Economic Conditions Snapshot, September 2019: McKinsey Global Survey results

Increasingly uneasy views of the global economy and its prospects

 
Respondents’ views are subdued on the current state of the global economy, and on their home economies in the months ahead. Trade conflicts and trade-policy changes remain the most commonly cited threats to growth.

In McKinsey’s latest survey on economic conditions, executives’ views on the current global economy and expectations of future global growth are less favorable than they have been in years.1 In sizing up their home economies, respondents are evenly split, with roughly one-half taking a positive or stable stance. Overall, trade conflicts and changes in trade policies remain the foremost concerns for global and domestic economic growth.

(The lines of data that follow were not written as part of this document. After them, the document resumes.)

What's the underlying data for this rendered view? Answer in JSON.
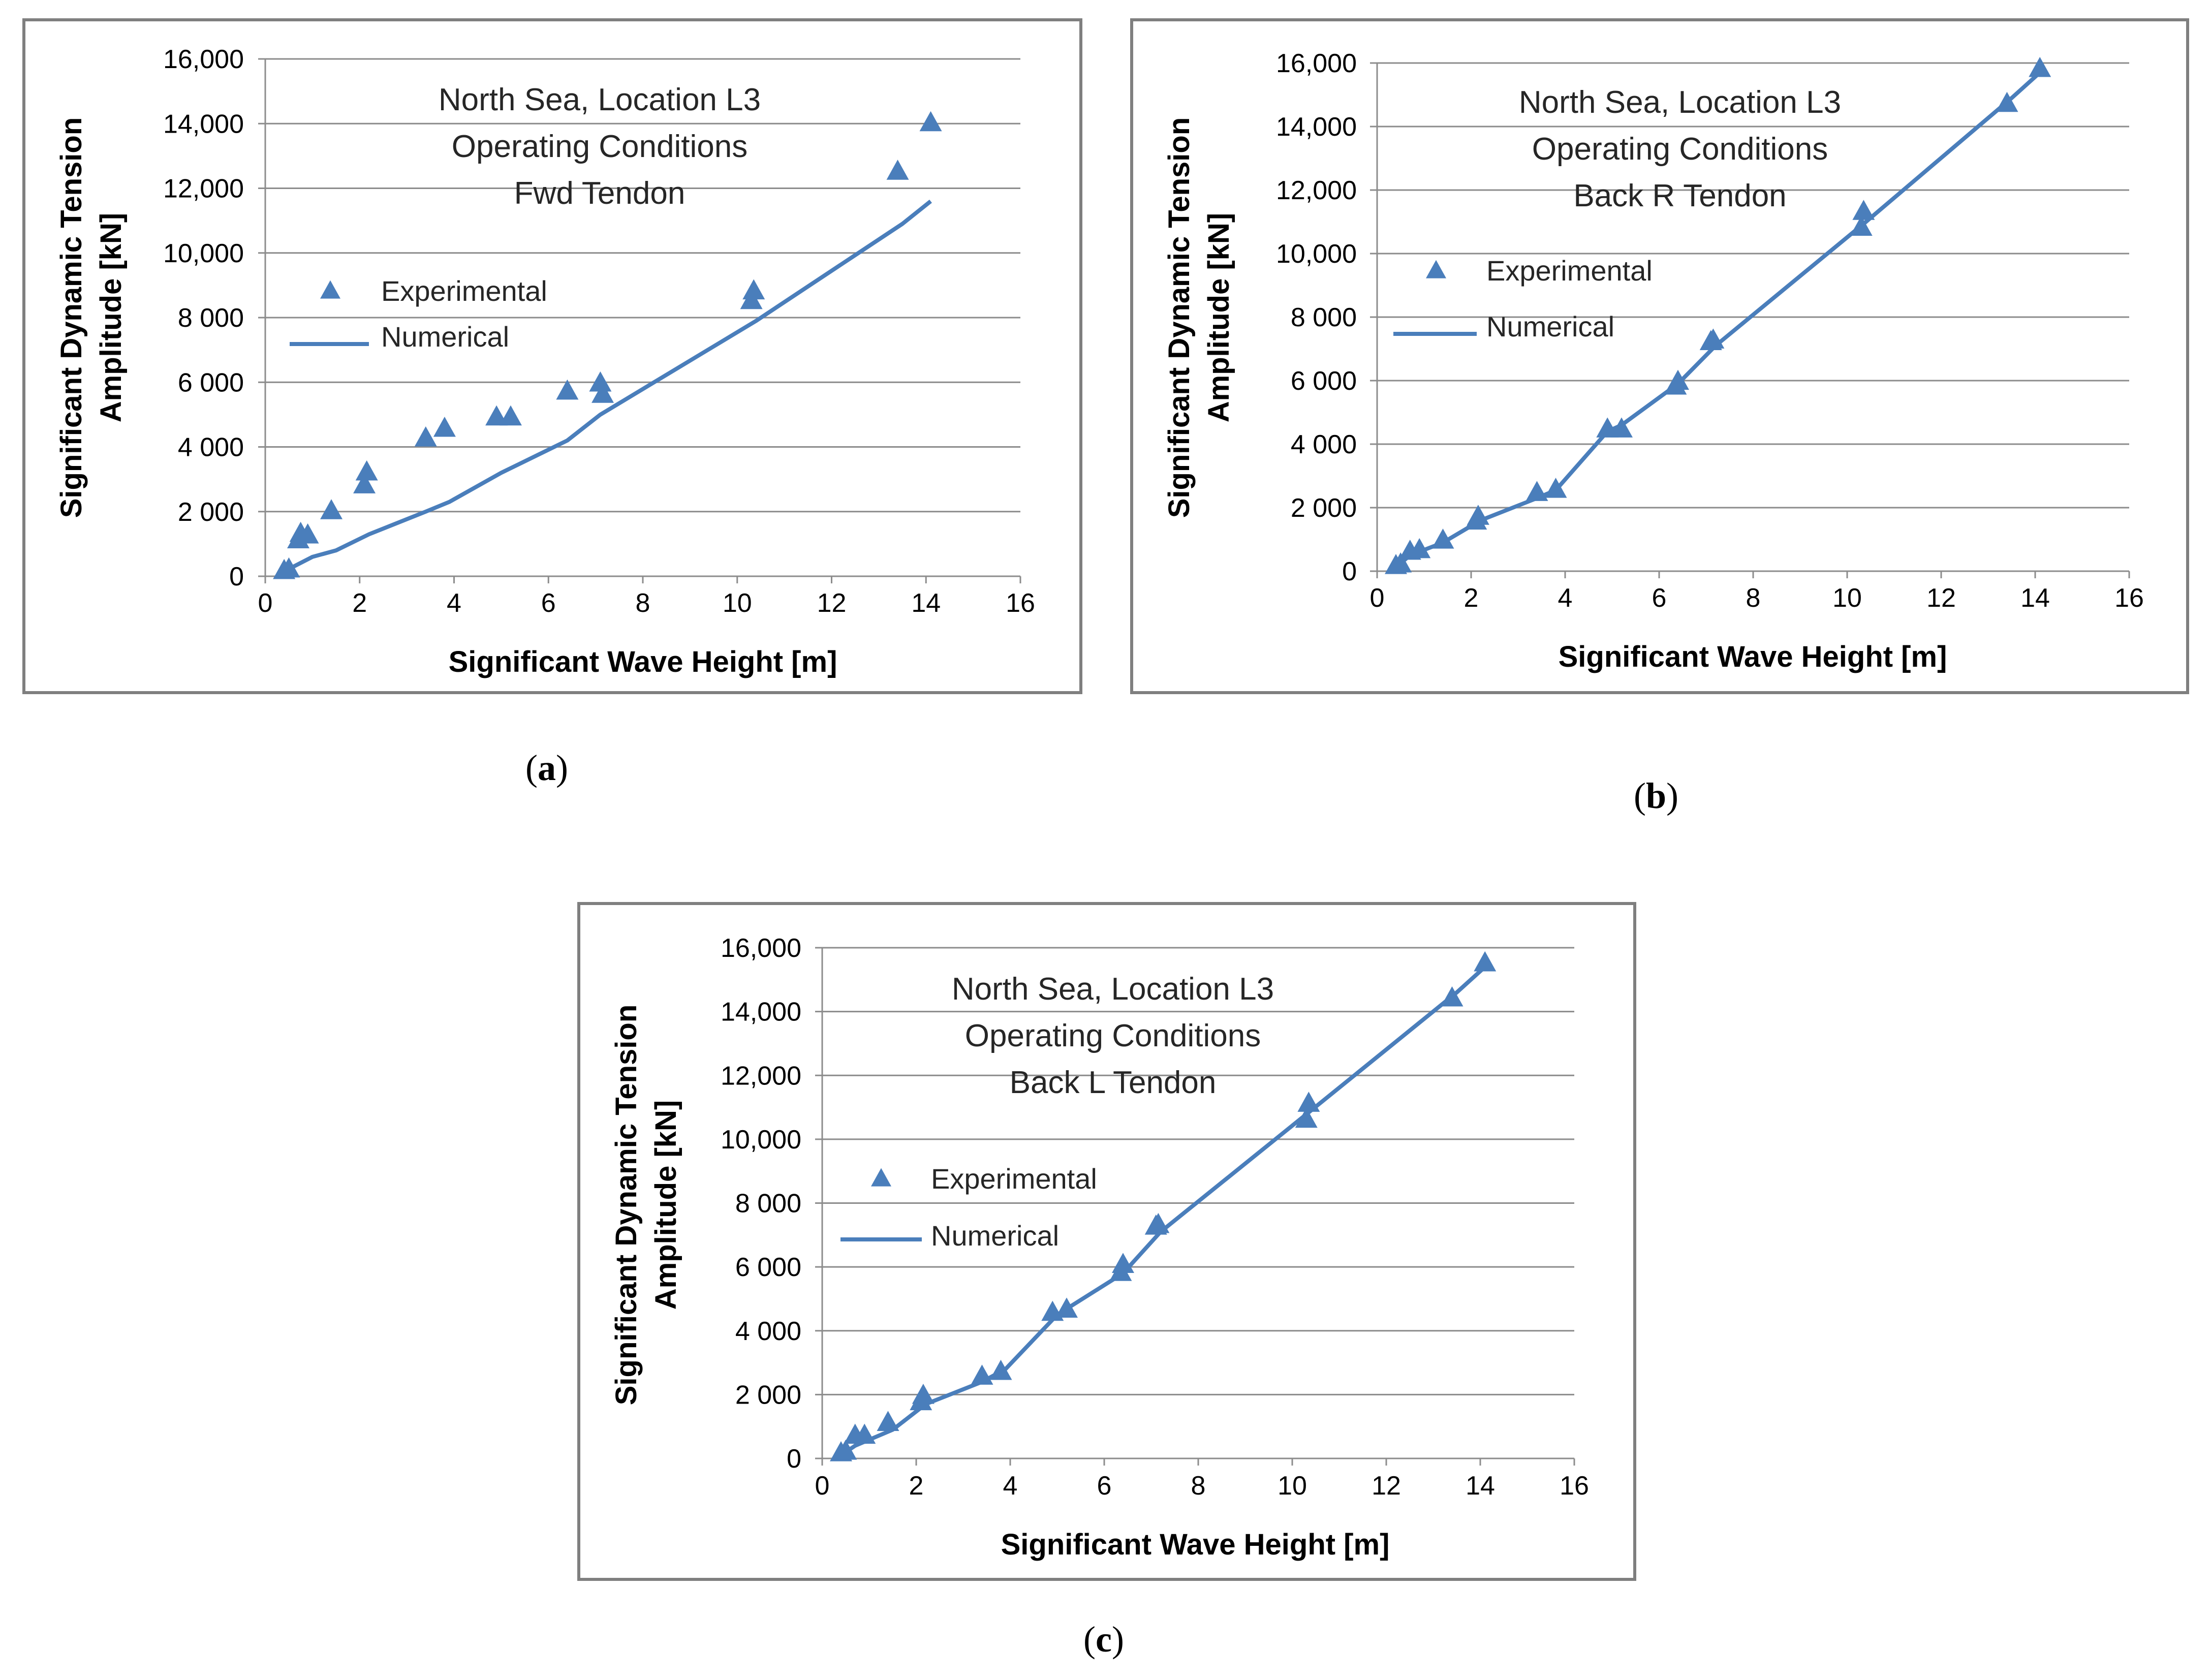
{
  "colors": {
    "series": "#4a7ebb",
    "grid": "#8c8c8c",
    "frame": "#7f7f7f"
  },
  "chart_data": [
    {
      "id": "a",
      "type": "scatter",
      "caption": "a",
      "title_lines": [
        "North Sea, Location L3",
        "Operating Conditions",
        "Fwd Tendon"
      ],
      "xlabel": "Significant Wave Height [m]",
      "ylabel_lines": [
        "Significant Dynamic Tension",
        "Amplitude [kN]"
      ],
      "xlim": [
        0,
        16
      ],
      "ylim": [
        0,
        16000
      ],
      "x_ticks": [
        "0",
        "2",
        "4",
        "6",
        "8",
        "10",
        "12",
        "14",
        "16"
      ],
      "y_ticks": [
        "0",
        "2 000",
        "4 000",
        "6 000",
        "8 000",
        "10,000",
        "12,000",
        "14,000",
        "16,000"
      ],
      "legend": {
        "experimental": "Experimental",
        "numerical": "Numerical"
      },
      "series": [
        {
          "name": "Experimental",
          "kind": "markers",
          "x": [
            0.4,
            0.5,
            0.7,
            0.75,
            0.9,
            1.4,
            2.1,
            2.15,
            3.4,
            3.8,
            4.9,
            5.2,
            6.4,
            7.1,
            7.15,
            10.3,
            10.35,
            13.4,
            14.1
          ],
          "y": [
            150,
            200,
            1100,
            1300,
            1250,
            2000,
            2800,
            3200,
            4250,
            4550,
            4900,
            4900,
            5700,
            5950,
            5600,
            8500,
            8800,
            12500,
            14000
          ]
        },
        {
          "name": "Numerical",
          "kind": "line",
          "x": [
            0.3,
            0.6,
            1.0,
            1.5,
            2.2,
            3.4,
            3.9,
            5.0,
            6.4,
            7.1,
            10.4,
            13.5,
            14.1
          ],
          "y": [
            0,
            300,
            600,
            800,
            1300,
            2000,
            2300,
            3200,
            4200,
            5000,
            7900,
            10900,
            11600
          ]
        }
      ]
    },
    {
      "id": "b",
      "type": "scatter",
      "caption": "b",
      "title_lines": [
        "North Sea, Location L3",
        "Operating Conditions",
        "Back R Tendon"
      ],
      "xlabel": "Significant Wave Height [m]",
      "ylabel_lines": [
        "Significant Dynamic Tension",
        "Amplitude [kN]"
      ],
      "xlim": [
        0,
        16
      ],
      "ylim": [
        0,
        16000
      ],
      "x_ticks": [
        "0",
        "2",
        "4",
        "6",
        "8",
        "10",
        "12",
        "14",
        "16"
      ],
      "y_ticks": [
        "0",
        "2 000",
        "4 000",
        "6 000",
        "8 000",
        "10,000",
        "12,000",
        "14,000",
        "16,000"
      ],
      "legend": {
        "experimental": "Experimental",
        "numerical": "Numerical"
      },
      "series": [
        {
          "name": "Experimental",
          "kind": "markers",
          "x": [
            0.4,
            0.5,
            0.7,
            0.9,
            1.4,
            2.1,
            2.15,
            3.4,
            3.8,
            4.9,
            5.2,
            6.35,
            6.4,
            7.1,
            7.15,
            10.3,
            10.35,
            13.4,
            14.1
          ],
          "y": [
            150,
            200,
            600,
            650,
            950,
            1550,
            1700,
            2450,
            2550,
            4450,
            4450,
            5800,
            5950,
            7200,
            7250,
            10800,
            11300,
            14700,
            15800
          ]
        },
        {
          "name": "Numerical",
          "kind": "line",
          "x": [
            0.3,
            0.7,
            1.4,
            2.2,
            3.4,
            3.8,
            4.9,
            5.2,
            6.4,
            7.2,
            10.4,
            13.5,
            14.1
          ],
          "y": [
            0,
            500,
            900,
            1600,
            2300,
            2550,
            4400,
            4600,
            5900,
            7100,
            11000,
            14900,
            15700
          ]
        }
      ]
    },
    {
      "id": "c",
      "type": "scatter",
      "caption": "c",
      "title_lines": [
        "North Sea, Location L3",
        "Operating Conditions",
        "Back L Tendon"
      ],
      "xlabel": "Significant Wave Height [m]",
      "ylabel_lines": [
        "Significant Dynamic Tension",
        "Amplitude [kN]"
      ],
      "xlim": [
        0,
        16
      ],
      "ylim": [
        0,
        16000
      ],
      "x_ticks": [
        "0",
        "2",
        "4",
        "6",
        "8",
        "10",
        "12",
        "14",
        "16"
      ],
      "y_ticks": [
        "0",
        "2 000",
        "4 000",
        "6 000",
        "8 000",
        "10,000",
        "12,000",
        "14,000",
        "16,000"
      ],
      "legend": {
        "experimental": "Experimental",
        "numerical": "Numerical"
      },
      "series": [
        {
          "name": "Experimental",
          "kind": "markers",
          "x": [
            0.4,
            0.5,
            0.7,
            0.9,
            1.4,
            2.1,
            2.15,
            3.4,
            3.8,
            4.9,
            5.2,
            6.35,
            6.4,
            7.1,
            7.15,
            10.3,
            10.35,
            13.4,
            14.1
          ],
          "y": [
            150,
            200,
            700,
            700,
            1100,
            1750,
            1950,
            2550,
            2700,
            4550,
            4650,
            5800,
            6050,
            7250,
            7300,
            10600,
            11100,
            14400,
            15500
          ]
        },
        {
          "name": "Numerical",
          "kind": "line",
          "x": [
            0.3,
            0.7,
            1.5,
            2.2,
            3.4,
            3.9,
            5.0,
            6.4,
            7.2,
            10.4,
            13.5,
            14.1
          ],
          "y": [
            0,
            400,
            900,
            1700,
            2400,
            2800,
            4500,
            5800,
            7100,
            10900,
            14600,
            15400
          ]
        }
      ]
    }
  ]
}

While respondents in emerging economies report sluggishness in the global economy and at home, they are more optimistic than their developed-economy counterparts about future global and domestic prospects. In India, a bulwark of positive sentiment over many past surveys, views have turned negative about current domestic conditions, although most expect improvement or a leveling out in the months ahead. By contrast, respondents in developed Asia–Pacific economies and in Latin America offer brighter views than in the previous survey about current conditions.2

Respondents’ perspectives on the current global economy have become more subdued over recent months. Seventy-four percent of respondents say global economic conditions are worse now than six months ago—the highest share since we began regularly asking in March 2012. The share of respondents saying the global economy is worse now than six months ago has increased over the past year (Exhibit 1).